Ces dispositions de l’arrêté 2020-008 du 22 mars 2020 ont été abrogées par l’arrêté 2020-033 du 7 mai 2020.

Ainsi, tout acte municipal qui a été désigné comme prioritaire par le conseil en vertu de ces dispositions et pour lequel la consultation écrite remplaçant une assemblée publique a pris fin avant le 7 mai 2020 n’est pas susceptible d’approbation référendaire.

Un projet de règlement en urbanisme adopté avant le 7 mai 2020, mais dont la période de consultation de 15 jours n’était pas terminée le 7 mai 2020, peut donc faire l’objet d’un processus référendaire s’il contient des dispositions susceptibles d’approbation référendaire. Les modalités référendaires en vigueur lors de l’état d’urgence sanitaire sont expliquées plus loin.

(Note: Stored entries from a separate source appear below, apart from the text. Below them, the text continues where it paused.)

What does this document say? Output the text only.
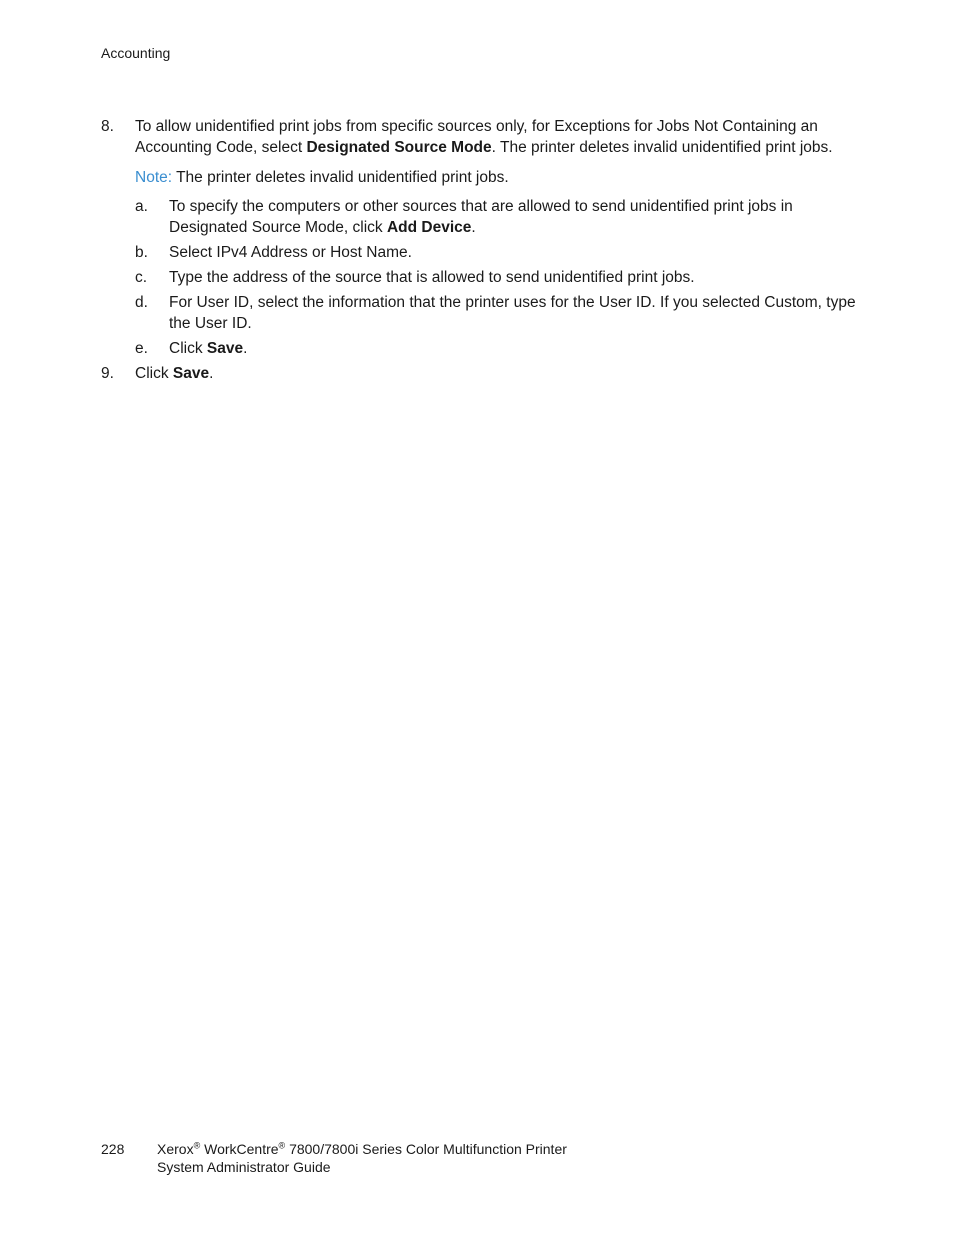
Accounting
8. To allow unidentified print jobs from specific sources only, for Exceptions for Jobs Not Containing an Accounting Code, select Designated Source Mode. The printer deletes invalid unidentified print jobs.

Note: The printer deletes invalid unidentified print jobs.

a. To specify the computers or other sources that are allowed to send unidentified print jobs in Designated Source Mode, click Add Device.
b. Select IPv4 Address or Host Name.
c. Type the address of the source that is allowed to send unidentified print jobs.
d. For User ID, select the information that the printer uses for the User ID. If you selected Custom, type the User ID.
e. Click Save.
9. Click Save.
228 Xerox® WorkCentre® 7800/7800i Series Color Multifunction Printer
System Administrator Guide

Les indications précédentes s’appliquent à différents cas de figure. Par exemple, sont également susceptibles d’approbation référendaire les projets de règlements suivants :

  • un projet de règlement adopté avant le 23 mars 2020 qui n’a pas encore fait l’objet d’une assemblée publique de consultation ni d’une consultation écrite;
  • un projet de règlement adopté avant le 23 mars 2020 et pour lequel une assemblée de consultation s’est tenue selon les règles ordinaires de la Loi sur l’aménagement et l’urbanisme, mais pour lequel le second projet de règlement n’a pas encore été adopté;
  • un projet de règlement qui a été suspendu après le 22 mars, mais dont le processus d’adoption est repris par le conseil.

Attention! Cette section a été modifiée substantiellement le 6 juillet 2020 pour prendre en compte l’arrêté 2020-049 du 4 juillet 2020, lequel abroge le premier alinéa de l’arrêté 2020-033 du 7 mai 2020.

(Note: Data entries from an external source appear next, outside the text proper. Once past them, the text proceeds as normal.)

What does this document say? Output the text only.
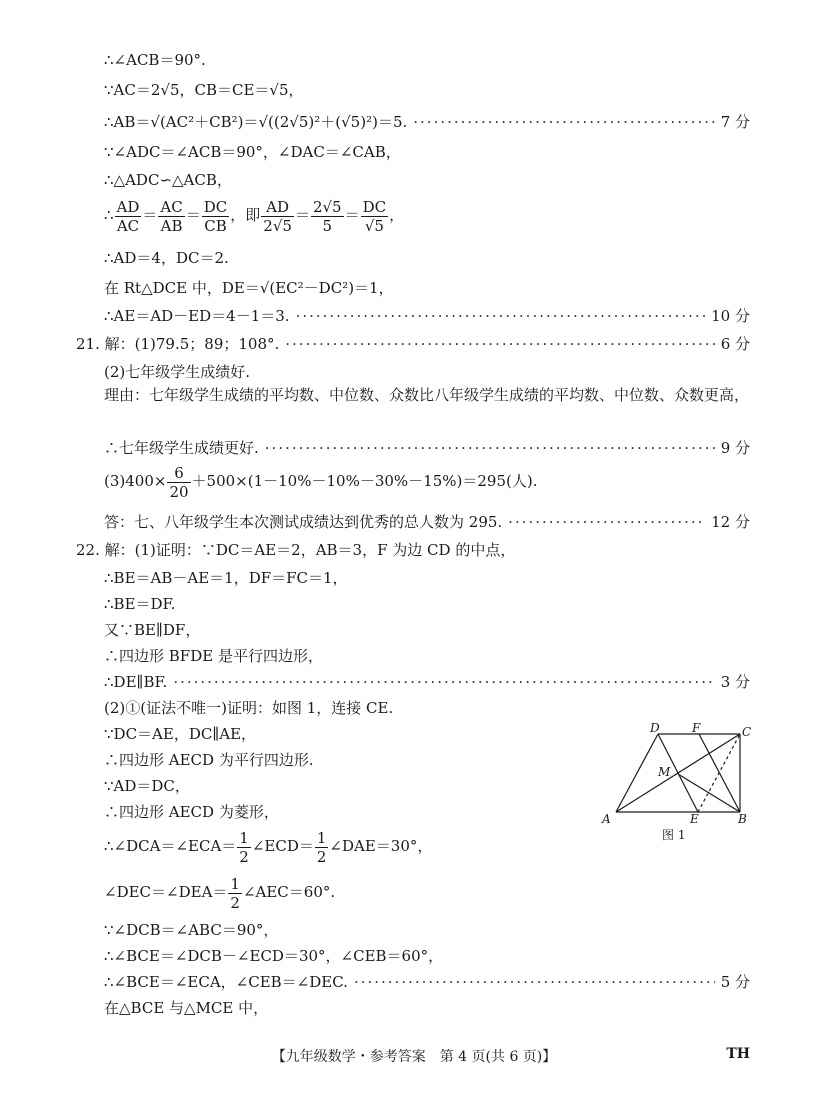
∴∠ACB＝90°.
∵AC＝2√5，CB＝CE＝√5，
∴AB＝√(AC²＋CB²)＝√((2√5)²＋(√5)²)＝5. ·····	7 分
∵∠ADC＝∠ACB＝90°，∠DAC＝∠CAB，
∴△ADC∽△ACB，
∴ $\frac{AD}{AC} = \frac{AC}{AB} = \frac{DC}{CB}$ ，即 $\frac{AD}{2√5} = \frac{2√5}{5} = \frac{DC}{√5}$ ，
∴AD＝4，DC＝2.
在 Rt△DCE 中，DE＝√(EC²－DC²)＝1，
∴AE＝AD－ED＝4－1＝3. ·····	10 分
21. 解：(1)79.5；89；108°. ·····	6 分
(2)七年级学生成绩好.
理由：七年级学生成绩的平均数、中位数、众数比八年级学生成绩的平均数、中位数、众数更高，
∴七年级学生成绩更好. ·····	9 分
$(3)400\times \frac{6}{20} +500\times(1-10\%-10\%-30\%-15\%)=295$(人).
答：七、八年级学生本次测试成绩达到优秀的总人数为 295. ·····	12 分
22. 解：(1)证明：∵DC＝AE＝2，AB＝3，F 为边 CD 的中点，
∴BE＝AB－AE＝1，DF＝FC＝1，
∴BE＝DF.
又∵BE∥DF，
∴四边形 BFDE 是平行四边形，
∴DE∥BF. ·····	3 分
(2)①(证法不唯一)证明：如图 1，连接 CE.
∵DC＝AE，DC∥AE，
∴四边形 AECD 为平行四边形.
∵AD＝DC，
∴四边形 AECD 为菱形，
∴∠DCA＝∠ECA＝ $\frac{1}{2}$ ∠ECD＝ $\frac{1}{2}$ ∠DAE＝30°，
∠DEC＝∠DEA＝ $\frac{1}{2}$ ∠AEC＝60°.
∵∠DCB＝∠ABC＝90°，
∴∠BCE＝∠DCB－∠ECD＝30°，∠CEB＝60°，
∴∠BCE＝∠ECA，∠CEB＝∠DEC. ·····	5 分
在△BCE 与△MCE 中，
A	B
C
D
E
F
M
图 1
【九年级数学・参考答案　第 4 页(共 6 页)】	TH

Lorsqu’une municipalité s’est dotée d’une politique de participation publique conformément aux articles 80.1 à 80.5 de la Loi sur l’aménagement et l’urbanisme, toute mesure de consultation ou de participation active prescrite par cette politique peut être tenue en respectant les mesures de santé publique visant à lutter contre la propagation de la COVID-19, à la condition de prévoir une période de consultation écrite. En effet, en vertu de l’arrêté 2020-049 du 4 juillet 2020, toute procédure autre que référendaire qui fait partie du processus décisionnel d’un organisme municipal et qui implique le déplacement ou le rassemblement de citoyens doit être accompagnée d’une consultation écrite, annoncée au préalable par un avis public, qui prend fin au même moment que la procédure qu’elle accompagne. Il demeure également possible de remplacer l’ensemble des mesures de consultation et de participation active par une consultation écrite d’une durée de 15 jours.  

Les indications fournies précédemment pour les assemblées publiques sont applicables.

Attention! Cette section a été modifiée substantiellement le 6 juillet 2020 pour prendre en compte l’arrêté 2020-049 du 4 juillet 2020, lequel abroge le premier alinéa de l’arrêté 2020-033 du 7 mai 2020.

La Loi sur l’aménagement et l’urbanisme prévoit « que tout intéressé peut se faire entendre par le conseil » lorsque ce dernier doit statuer sur une demande de dérogation mineure ou d’usage conditionnel.

À moins que la municipalité refuse l’accès du public aux séances du conseil pour des motifs de santé publique, le conseil devrait être en mesure d’entendre les personnes intéressées avant de statuer sur une demande de dérogation mineure ou d’usage conditionnel.  

Néanmoins, en vertu de l’arrêté 2020-049, une municipalité qui entend statuer sur une telle demande doit également tenir une consultation écrite sur celle ci. Cette consultation doit être annoncée dans l’avis public portant sur la tenue de la séance où la demande sera étudiée (145.6 et 145.33 de la Loi sur l’aménagement et l’urbanisme). La réception des commentaires dure jusqu’à ce que le conseil statue sur la demande.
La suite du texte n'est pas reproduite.